A frame in a silent file is controlled by the SilentStruct class and is nearly a full serialization of a Pose object. The frame contains the annotated sequence to reconstruct the chemical identity of the pose (residue modifcations, protonation states and ligands) and the reconstruction of the internal degrees of freedom. If a non-trivial FoldTree is used, a respective entry allows reconstruction of the kinematics. Different SilentStruct classes exist to account for the different nature of structures that have to be stored. Ideal poses only require us to save the backbone and side-chain torsion angles, which is handled by the ProteinSilentStruct. Non-ideal poses, as they appear after, e.g., loop building are stored by a BinarySilentStruct. RNA is stored in instances of the corresponding RNASilentStruct and RNABinarySilentStruct classes.

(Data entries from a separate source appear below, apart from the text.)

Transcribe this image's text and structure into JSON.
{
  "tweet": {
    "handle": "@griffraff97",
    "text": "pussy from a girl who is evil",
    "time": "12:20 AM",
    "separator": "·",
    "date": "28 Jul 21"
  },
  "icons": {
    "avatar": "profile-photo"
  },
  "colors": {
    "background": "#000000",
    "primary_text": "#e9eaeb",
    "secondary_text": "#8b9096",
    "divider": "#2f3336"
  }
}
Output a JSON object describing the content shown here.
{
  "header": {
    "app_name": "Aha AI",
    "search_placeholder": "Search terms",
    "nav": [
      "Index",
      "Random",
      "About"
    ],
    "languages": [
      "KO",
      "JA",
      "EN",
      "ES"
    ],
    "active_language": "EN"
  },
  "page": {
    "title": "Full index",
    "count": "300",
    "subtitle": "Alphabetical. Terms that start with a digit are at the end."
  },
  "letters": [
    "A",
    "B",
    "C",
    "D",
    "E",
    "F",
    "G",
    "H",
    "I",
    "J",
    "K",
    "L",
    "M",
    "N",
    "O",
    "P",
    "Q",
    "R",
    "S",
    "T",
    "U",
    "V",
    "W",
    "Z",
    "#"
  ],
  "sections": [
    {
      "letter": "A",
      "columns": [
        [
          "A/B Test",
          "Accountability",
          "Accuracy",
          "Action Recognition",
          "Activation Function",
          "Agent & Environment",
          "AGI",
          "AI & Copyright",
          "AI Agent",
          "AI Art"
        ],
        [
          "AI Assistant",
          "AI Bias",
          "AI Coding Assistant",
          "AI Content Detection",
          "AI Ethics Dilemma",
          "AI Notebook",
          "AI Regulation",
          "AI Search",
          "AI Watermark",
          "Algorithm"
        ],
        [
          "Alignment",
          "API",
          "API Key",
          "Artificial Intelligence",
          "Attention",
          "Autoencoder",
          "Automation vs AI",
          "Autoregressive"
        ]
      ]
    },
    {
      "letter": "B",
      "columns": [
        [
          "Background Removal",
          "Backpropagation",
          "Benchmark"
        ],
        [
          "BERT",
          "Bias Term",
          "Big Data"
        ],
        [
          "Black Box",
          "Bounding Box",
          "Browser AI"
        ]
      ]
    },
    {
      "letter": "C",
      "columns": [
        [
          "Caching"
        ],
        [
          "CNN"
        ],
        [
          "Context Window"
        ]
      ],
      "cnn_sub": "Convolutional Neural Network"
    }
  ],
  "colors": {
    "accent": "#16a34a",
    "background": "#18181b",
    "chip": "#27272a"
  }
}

Additionally to the chemical-, kinematic- and conformational information the frame also contains a set of scores. These are found in a line starting with 'SCORE:', and are generally preceded by the 'score' which is the weighted sum of the individual score terms and depends on the ScoreFunction last used to score the pose before it was stored. Additionally to the scores which have to be an actual ScoreType, the score line can also contain other information that has been added during the run of a protocol using various mechanisms including the PoseEvaluator, PoseMetric, and Filter.
The column-headers to identify the score terms are provided in the second line of the silent file. The columns headers are usually not repeated for every score line, which can cause problems if the number of columns changes due to heterogeneous behavior of the protocol (e.g., sampling is terminated at various filter stages). In such cases it is advisable to use the cmd-line flag -out:file:silent_print_all_score_headers.
Each frame in a silent file has a unique identifier, which is in colloquial language called the decoy-tag. The decoy-tag is at the end of each line that belongs to the respective frame, which allows the use of grep to extract frames from the silent-structure. Each frame of a silent file is independent and thus simple python tools can be used to manage silent files (e.g., extract subsets of decoys, concatenate files, etc). The most important tools provided are silent_data.py, extract_decoys.py and extract_pdbs. The first allows to extract score information from the silent file, and extract_decoys.py, allows to filter the structures contained in the silent file and extract_pdbs allows to extract structures from a silent file and save them in PDB format.
Note that problems can occur if a) decoy-tags are not unique (e.g., after concatenation) or b) the number of columns in the SCORE: line changes. The provided python tools can deal with changing number of columns if a new SCORE-header line is provided in front of each column change (see above; -out:file:silent_print_all_score_headers). However, simple grep-commands might loose the changed SCORE-header, and thus should be used with care.
The trajectory format is now widely used in the RosettaCommunity and is recommended over the use of single PDB files.